Right now, specially trained drug recognition officers conduct field sobriety tests based largely on visual assessments but that could be changed by new testing devices.

Farnworth says his federal counterparts have told him they are confident in some technology, but have yet to communicate what that is.

“I think that in British Columbia, we’ve had a relatively high usage rate with respect to marijuana. I would not expect that the legalization would have a dramatic impact on the number of people using marijuana, it may or may not, that’s my opinion,” adds Shapray. “I think the issue of drivers who consume marijuana behind the wheel has always been an issue and the police have always had an obligation to determine whether or not people have consumed drugs — whether it be marijuana or any other drugs that can impair their ability to drive.”
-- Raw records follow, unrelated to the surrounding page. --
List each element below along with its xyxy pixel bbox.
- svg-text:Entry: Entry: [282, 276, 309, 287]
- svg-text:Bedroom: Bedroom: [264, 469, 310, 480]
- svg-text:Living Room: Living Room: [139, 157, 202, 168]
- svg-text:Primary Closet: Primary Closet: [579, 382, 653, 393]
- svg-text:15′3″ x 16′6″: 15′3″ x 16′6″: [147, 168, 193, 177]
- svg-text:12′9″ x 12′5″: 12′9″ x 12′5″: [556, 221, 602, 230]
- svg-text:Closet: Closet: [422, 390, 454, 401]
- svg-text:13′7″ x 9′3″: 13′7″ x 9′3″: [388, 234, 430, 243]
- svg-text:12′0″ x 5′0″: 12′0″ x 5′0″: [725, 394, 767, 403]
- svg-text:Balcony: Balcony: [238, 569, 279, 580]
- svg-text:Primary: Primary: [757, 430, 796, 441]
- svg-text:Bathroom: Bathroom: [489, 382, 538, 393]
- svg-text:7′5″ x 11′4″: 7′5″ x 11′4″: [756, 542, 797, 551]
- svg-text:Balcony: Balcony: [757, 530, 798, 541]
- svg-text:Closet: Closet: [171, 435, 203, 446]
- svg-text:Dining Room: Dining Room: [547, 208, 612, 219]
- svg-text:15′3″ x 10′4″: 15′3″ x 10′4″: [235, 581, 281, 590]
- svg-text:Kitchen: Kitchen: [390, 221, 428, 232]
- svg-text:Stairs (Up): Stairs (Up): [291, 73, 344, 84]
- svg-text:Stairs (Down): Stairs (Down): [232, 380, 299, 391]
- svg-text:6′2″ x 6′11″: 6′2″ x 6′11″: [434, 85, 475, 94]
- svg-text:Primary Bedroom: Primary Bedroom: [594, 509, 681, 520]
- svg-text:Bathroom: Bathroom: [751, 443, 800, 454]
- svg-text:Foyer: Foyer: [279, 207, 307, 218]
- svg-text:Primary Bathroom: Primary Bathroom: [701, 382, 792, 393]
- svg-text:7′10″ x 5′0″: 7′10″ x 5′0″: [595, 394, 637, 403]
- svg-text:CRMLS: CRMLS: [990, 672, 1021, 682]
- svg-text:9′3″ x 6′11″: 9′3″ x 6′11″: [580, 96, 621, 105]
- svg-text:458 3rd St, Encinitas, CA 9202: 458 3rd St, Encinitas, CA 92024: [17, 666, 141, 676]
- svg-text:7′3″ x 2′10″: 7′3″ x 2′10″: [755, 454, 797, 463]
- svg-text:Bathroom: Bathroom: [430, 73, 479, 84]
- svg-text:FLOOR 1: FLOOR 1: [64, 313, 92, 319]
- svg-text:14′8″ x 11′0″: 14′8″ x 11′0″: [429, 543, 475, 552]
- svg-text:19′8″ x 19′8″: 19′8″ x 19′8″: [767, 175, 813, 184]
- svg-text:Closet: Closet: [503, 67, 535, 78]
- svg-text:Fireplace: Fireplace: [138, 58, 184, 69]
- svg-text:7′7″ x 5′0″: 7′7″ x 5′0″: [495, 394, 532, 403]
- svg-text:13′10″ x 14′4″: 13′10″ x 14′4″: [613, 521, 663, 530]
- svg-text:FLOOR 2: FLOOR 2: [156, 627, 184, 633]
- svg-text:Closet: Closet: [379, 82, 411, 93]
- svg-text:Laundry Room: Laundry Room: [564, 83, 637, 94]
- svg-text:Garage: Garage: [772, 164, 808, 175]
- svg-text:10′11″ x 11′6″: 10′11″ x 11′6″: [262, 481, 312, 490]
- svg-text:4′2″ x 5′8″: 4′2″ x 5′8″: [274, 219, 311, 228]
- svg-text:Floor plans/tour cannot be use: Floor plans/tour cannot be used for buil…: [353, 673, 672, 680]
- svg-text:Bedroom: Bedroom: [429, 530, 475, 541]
Right now, most police conduct field sobriety tests based on what they see and not on the collection of bodily fluids.

Local lawyer Paul Doroshenko, who specializes in these types of cases, insists there’s no need to panic.

“Because, how long have we had cannabis being used in BC? For a long time. There’s lots of people who use marijuana. Are they causing carnage on the road? I don’t see it.”

Vancouver Police say they’re looking forward to what the government decides. “I think it’s too soon comment on something that has not yet become an issue that we’ve had to deal with. There is still work being done to determine what additional tools will be made available to our officers,” says Constable Jason Doucette.

On Thursday, the provincial government outlined how it would regulate recreational marijuana, but it’s still not clear how testing and enforcement of impaired driving will be altered.

Once legal, adults aged 19 years and older will be allowed to possess up to 30 grams of non-medical cannabis in a public place, which aligns with the federal government’s proposed possession limit for adults.

BC will generally allow adults to use non-medical cannabis in public spaces where tobacco smoking and vaping are permitted.

However, smoking and vaping of non-medical cannabis will be banned in areas frequented by children, including community beaches, parks, and playgrounds.